そんなふざけたことを言いながら今度はチュッチュッと光星の頬にキスしまくったら、光星は「んん…」と色っぽい声を出しながら俺から顔を背けてしまった。


「あーあ。あっち向いてもうたやんか。」

「なんで俺睨むねん!?おかしいやろ!!」

「侑里うるさいで。光星くん起きるやろ。」

「散々寝込み襲ってる奴がよう言うわ!!」


ずっとヒソヒソ声だったのにだんだん侑里の声のボリュームが上がってきたから注意すると、侑里は再びごろんと座布団に寝転がり、また小声でボソッと口を開いた。


「…絶対俺とか浅見より永遠が一番やばいわ。」

「ん?なに?」

「永遠ちゃん俺のことも前変態とか言ってたけど自分が一番ド変態やんって思っただけ。」

「そやで?見たらわかるやろ。」

「いやわからんわからん…!かわいい顔してそんな開き直った態度取らんといて…!」


またヒソヒソ声で侑里と会話し続けていたら、気付けば時刻は午前1時を回ろうとしている。けれど俺と侑里はどちらかが眠るまでひたすらどうでもいい下ネタをべらべらと話しまくってしまった。

深夜に友達とのエロトーク、悪くない。

その流れで光星とのえっちの話もしそうになったけど、光星に怒られるからなんとか口にしないように我慢する。

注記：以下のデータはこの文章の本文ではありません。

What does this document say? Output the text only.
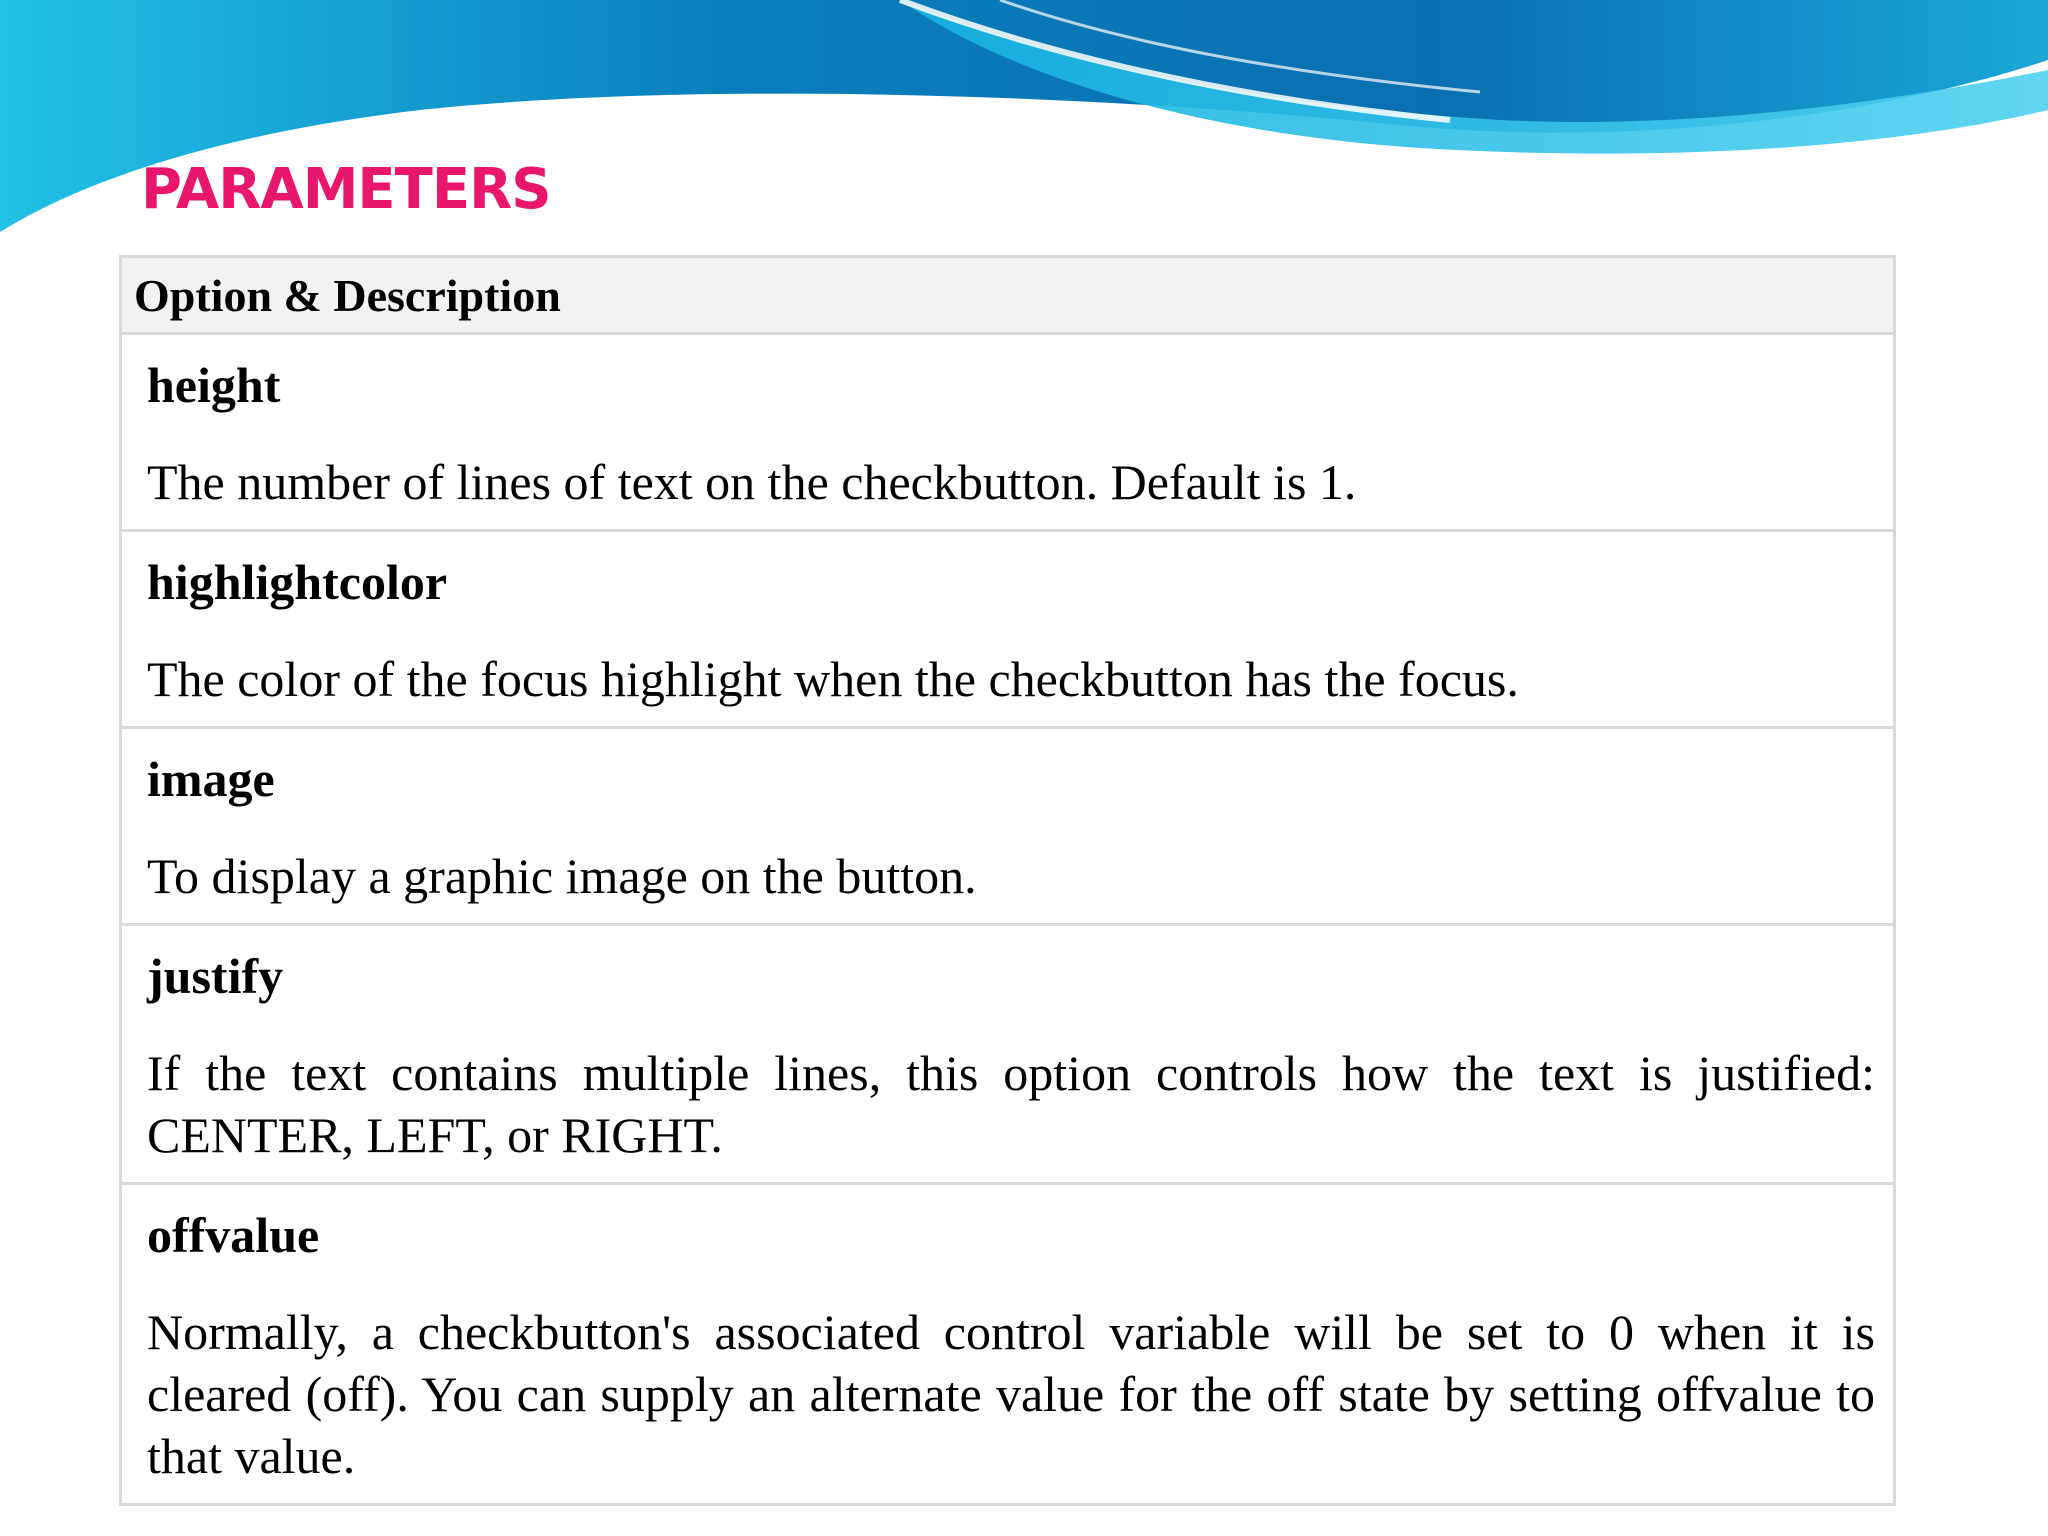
PARAMETERS
Option & Description
height
The number of lines of text on the checkbutton. Default is 1.
highlightcolor
The color of the focus highlight when the checkbutton has the focus.
image
To display a graphic image on the button.
justify
If the text contains multiple lines, this option controls how the text is justified: CENTER, LEFT, or RIGHT.
offvalue
Normally, a checkbutton's associated control variable will be set to 0 when it is cleared (off). You can supply an alternate value for the off state by setting offvalue to that value.
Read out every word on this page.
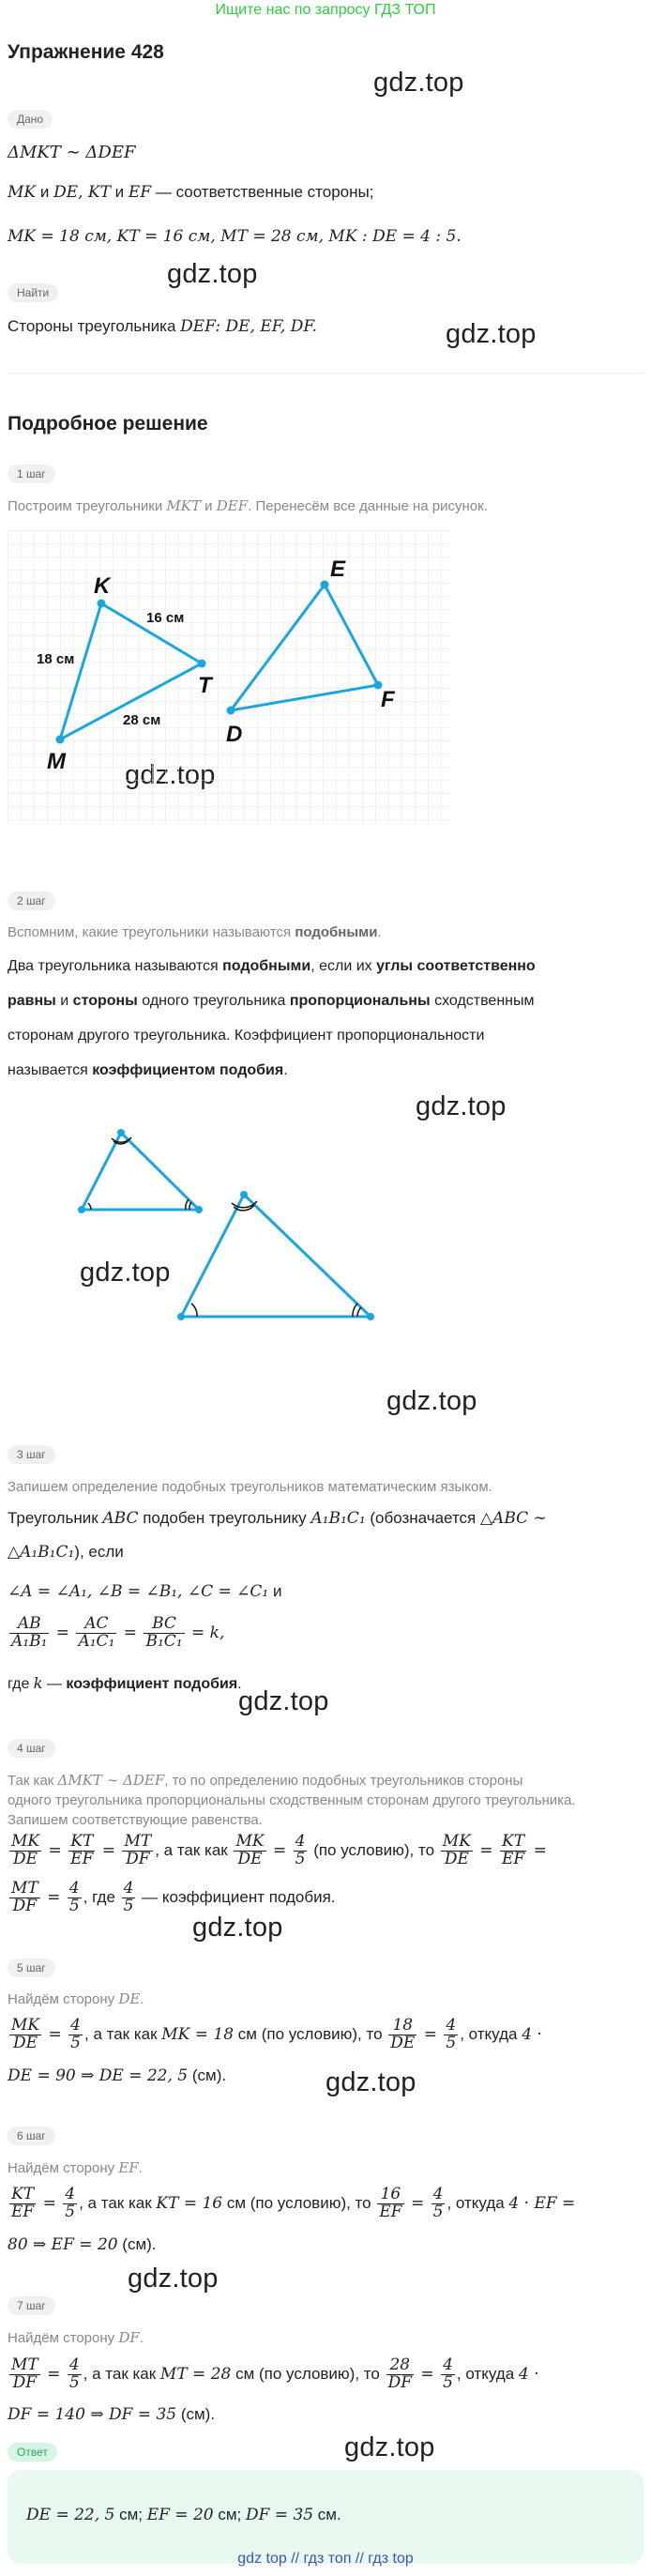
Ищите нас по запросу ГДЗ ТОП
Упражнение 428
gdz.top
gdz.top
gdz.top
gdz.top
gdz.top
gdz.top
gdz.top
gdz.top
gdz.top
gdz.top
gdz.top
Дано
ΔMKT ∼ ΔDEF
MK и DE, KT и EF — соответственные стороны;
MK = 18 см, KT = 16 см, MT = 28 см, MK : DE = 4 : 5.
Найти
Стороны треугольника DEF: DE, EF, DF.
Подробное решение
1 шаг
Построим треугольники MKT и DEF. Перенесём все данные на рисунок.
K
M
T
E
D
F
18 см
16 см
28 см
2 шаг
Вспомним, какие треугольники называются подобными.
Два треугольника называются подобными, если их углы соответственно
равны и стороны одного треугольника пропорциональны сходственным
сторонам другого треугольника. Коэффициент пропорциональности
называется коэффициентом подобия.
3 шаг
Запишем определение подобных треугольников математическим языком.
Треугольник ABC подобен треугольнику A₁B₁C₁ (обозначается △ABC ∼
△A₁B₁C₁), если
∠A = ∠A₁, ∠B = ∠B₁, ∠C = ∠C₁ и
$\frac{AB}{\text{A₁B₁}} = \frac{AC}{\text{A₁C₁}} = \frac{BC}{\text{B₁C₁}} = k$,
где k — коэффициент подобия.
4 шаг
Так как ΔMKT ∼ ΔDEF, то по определению подобных треугольников стороны
одного треугольника пропорциональны сходственным сторонам другого треугольника.
Запишем соответствующие равенства.
$\frac{MK}{DE} = \frac{KT}{EF} = \frac{MT}{DF}$ , а так как $\frac{MK}{DE} = \frac{4}{5} (по$ условию), то $\frac{MK}{DE} = \frac{KT}{EF}$ =
$\frac{MT}{DF} = \frac{4}{5}$ , где $\frac{4}{5}$ — коэффициент подобия.
5 шаг
Найдём сторону DE.
$\frac{MK}{DE} = \frac{4}{5}$ , а так как MK = 18 см (по условию), то $\frac{18}{DE} = \frac{4}{5}$ , откуда 4 ·
DE = 90 ⇒ DE = 22, 5 (см).
6 шаг
Найдём сторону EF.
$\frac{KT}{EF} = \frac{4}{5}$ , а так как KT = 16 см (по условию), то $\frac{16}{EF} = \frac{4}{5}$ , откуда 4 · EF =
80 ⇒ EF = 20 (см).
7 шаг
Найдём сторону DF.
$\frac{MT}{DF} = \frac{4}{5}$ , а так как MT = 28 см (по условию), то $\frac{28}{DF} = \frac{4}{5}$ , откуда 4 ·
DF = 140 ⇒ DF = 35 (см).
Ответ
DE = 22, 5 см; EF = 20 см; DF = 35 см.
gdz top // гдз топ // гдз top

先に「ふぁあ…」と眠そうに欠伸をしたのは侑里の方で、「そろそろ寝よか。おやすみ。」と言って部屋を真っ暗にすると、すぐに睡魔に襲われる。


せっかく隣で光星が寝ているのたがら、ぎゅっと抱き付いたら寝心地が良くてすぐに熟睡した。

そして、次に目覚めた時にはすでにもう部屋には明るい日差しが差し込んでいる朝だった。